After a short time, he felt the Duke’s claw-like hands fasten their own grip on his arm. The sucking grew stronger and an ache extended from his wrist to the inside of his elbow and then up his arm. When it reached his armpit he thought he would faint with the pain. The world was spinning and the distant cries of amazement and joy that reached his ears mocked his death.

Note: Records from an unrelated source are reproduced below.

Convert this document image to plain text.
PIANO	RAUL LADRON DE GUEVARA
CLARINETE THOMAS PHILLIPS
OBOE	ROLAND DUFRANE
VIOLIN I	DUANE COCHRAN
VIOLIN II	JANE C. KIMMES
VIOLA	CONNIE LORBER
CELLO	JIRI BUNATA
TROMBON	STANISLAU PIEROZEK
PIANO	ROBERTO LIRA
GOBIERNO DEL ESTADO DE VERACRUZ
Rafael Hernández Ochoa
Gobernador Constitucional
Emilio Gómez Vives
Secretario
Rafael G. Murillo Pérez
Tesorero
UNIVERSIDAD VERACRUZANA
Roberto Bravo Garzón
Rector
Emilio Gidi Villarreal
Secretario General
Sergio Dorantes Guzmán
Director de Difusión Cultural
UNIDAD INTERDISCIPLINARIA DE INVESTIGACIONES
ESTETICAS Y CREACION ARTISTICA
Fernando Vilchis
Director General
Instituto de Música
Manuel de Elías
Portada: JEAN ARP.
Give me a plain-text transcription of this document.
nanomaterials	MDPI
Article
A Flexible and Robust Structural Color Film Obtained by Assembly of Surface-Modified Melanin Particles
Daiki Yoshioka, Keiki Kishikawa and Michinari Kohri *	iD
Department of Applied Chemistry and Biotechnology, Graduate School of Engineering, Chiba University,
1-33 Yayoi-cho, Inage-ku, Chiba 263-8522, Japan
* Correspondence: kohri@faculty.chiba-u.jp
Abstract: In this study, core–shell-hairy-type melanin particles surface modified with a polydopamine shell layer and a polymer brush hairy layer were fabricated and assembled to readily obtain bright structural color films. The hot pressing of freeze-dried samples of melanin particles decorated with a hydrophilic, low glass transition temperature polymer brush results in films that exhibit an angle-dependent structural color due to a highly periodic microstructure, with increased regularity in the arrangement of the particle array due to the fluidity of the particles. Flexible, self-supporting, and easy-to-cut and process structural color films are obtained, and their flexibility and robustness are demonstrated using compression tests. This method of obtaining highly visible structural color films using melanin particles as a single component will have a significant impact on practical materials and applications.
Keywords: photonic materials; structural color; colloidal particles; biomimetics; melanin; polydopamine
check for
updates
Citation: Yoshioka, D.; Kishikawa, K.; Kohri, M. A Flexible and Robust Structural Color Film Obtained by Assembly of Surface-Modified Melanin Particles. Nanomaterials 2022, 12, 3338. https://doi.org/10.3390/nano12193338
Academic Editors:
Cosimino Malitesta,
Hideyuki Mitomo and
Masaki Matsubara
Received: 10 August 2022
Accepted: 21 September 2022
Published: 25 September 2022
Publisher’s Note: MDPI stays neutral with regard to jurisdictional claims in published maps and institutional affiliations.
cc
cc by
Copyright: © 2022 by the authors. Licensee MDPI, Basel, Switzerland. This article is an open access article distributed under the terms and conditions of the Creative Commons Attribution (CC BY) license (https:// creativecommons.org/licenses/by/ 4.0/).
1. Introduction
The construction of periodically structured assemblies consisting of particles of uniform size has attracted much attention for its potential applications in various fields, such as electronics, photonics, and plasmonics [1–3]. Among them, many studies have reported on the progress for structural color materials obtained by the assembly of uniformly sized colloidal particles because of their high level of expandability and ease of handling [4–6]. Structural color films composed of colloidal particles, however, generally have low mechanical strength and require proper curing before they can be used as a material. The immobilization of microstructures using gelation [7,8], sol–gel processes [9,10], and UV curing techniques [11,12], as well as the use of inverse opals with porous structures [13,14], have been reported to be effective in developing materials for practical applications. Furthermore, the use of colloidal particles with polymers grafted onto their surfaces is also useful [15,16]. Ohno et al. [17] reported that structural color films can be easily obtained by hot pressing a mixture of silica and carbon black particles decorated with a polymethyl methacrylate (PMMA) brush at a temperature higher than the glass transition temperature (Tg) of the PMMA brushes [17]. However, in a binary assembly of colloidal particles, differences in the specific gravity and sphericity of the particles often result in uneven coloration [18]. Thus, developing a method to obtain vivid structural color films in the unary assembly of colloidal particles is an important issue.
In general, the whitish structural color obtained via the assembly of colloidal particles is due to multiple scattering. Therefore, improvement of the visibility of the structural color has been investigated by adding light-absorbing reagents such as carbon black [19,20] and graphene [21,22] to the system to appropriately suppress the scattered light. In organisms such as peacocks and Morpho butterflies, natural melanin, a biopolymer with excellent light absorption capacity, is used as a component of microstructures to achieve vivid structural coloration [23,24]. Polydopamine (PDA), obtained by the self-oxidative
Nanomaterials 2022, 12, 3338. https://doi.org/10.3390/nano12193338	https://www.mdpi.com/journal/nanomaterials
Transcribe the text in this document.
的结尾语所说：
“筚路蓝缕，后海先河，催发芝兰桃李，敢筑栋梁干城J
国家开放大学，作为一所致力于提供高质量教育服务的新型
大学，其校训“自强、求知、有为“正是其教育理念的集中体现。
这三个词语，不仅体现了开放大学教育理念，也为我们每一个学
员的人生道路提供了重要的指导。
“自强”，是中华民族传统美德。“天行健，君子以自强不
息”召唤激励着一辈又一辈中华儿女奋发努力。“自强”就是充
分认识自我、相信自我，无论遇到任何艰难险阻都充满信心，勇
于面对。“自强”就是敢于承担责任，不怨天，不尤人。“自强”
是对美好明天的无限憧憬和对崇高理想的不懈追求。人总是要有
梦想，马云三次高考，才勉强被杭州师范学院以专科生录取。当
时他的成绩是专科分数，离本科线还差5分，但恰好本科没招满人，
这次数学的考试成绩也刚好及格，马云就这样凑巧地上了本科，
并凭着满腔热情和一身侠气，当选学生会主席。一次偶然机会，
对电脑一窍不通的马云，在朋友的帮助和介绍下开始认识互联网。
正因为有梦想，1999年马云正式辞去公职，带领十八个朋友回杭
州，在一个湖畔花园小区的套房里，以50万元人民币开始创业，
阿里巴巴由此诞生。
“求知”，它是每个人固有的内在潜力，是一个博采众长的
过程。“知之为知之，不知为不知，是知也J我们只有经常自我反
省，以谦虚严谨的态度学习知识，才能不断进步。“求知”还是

Ellik watched in repugnance as the Duke suckled at the freak’s arm. Coward. What battle could not do, disease has done. It has made him a coward, and he will perform any act, no matter how demeaning, to hold death at bay. Long practice kept his thoughts hidden. To any onlooker, he watched with concerned eyes as his beloved duke tried once more to snatch life from the jaws of death.

The Duke breathed through his nose as he sucked the blood, a panting breath that took on the same rhythm as coitus. The Chancellor looked aside from the revolting display, expecting that at any moment the Duke would breathe his last. But as the slow moments dragged by and the breathing became stronger, he looked back at the man. Horror blossomed in him. Thin he still was, but there was a faint flush on his cheeks now. His eyes were half-opened as if in pleasure, and they were brighter than Ellik had seen them in months.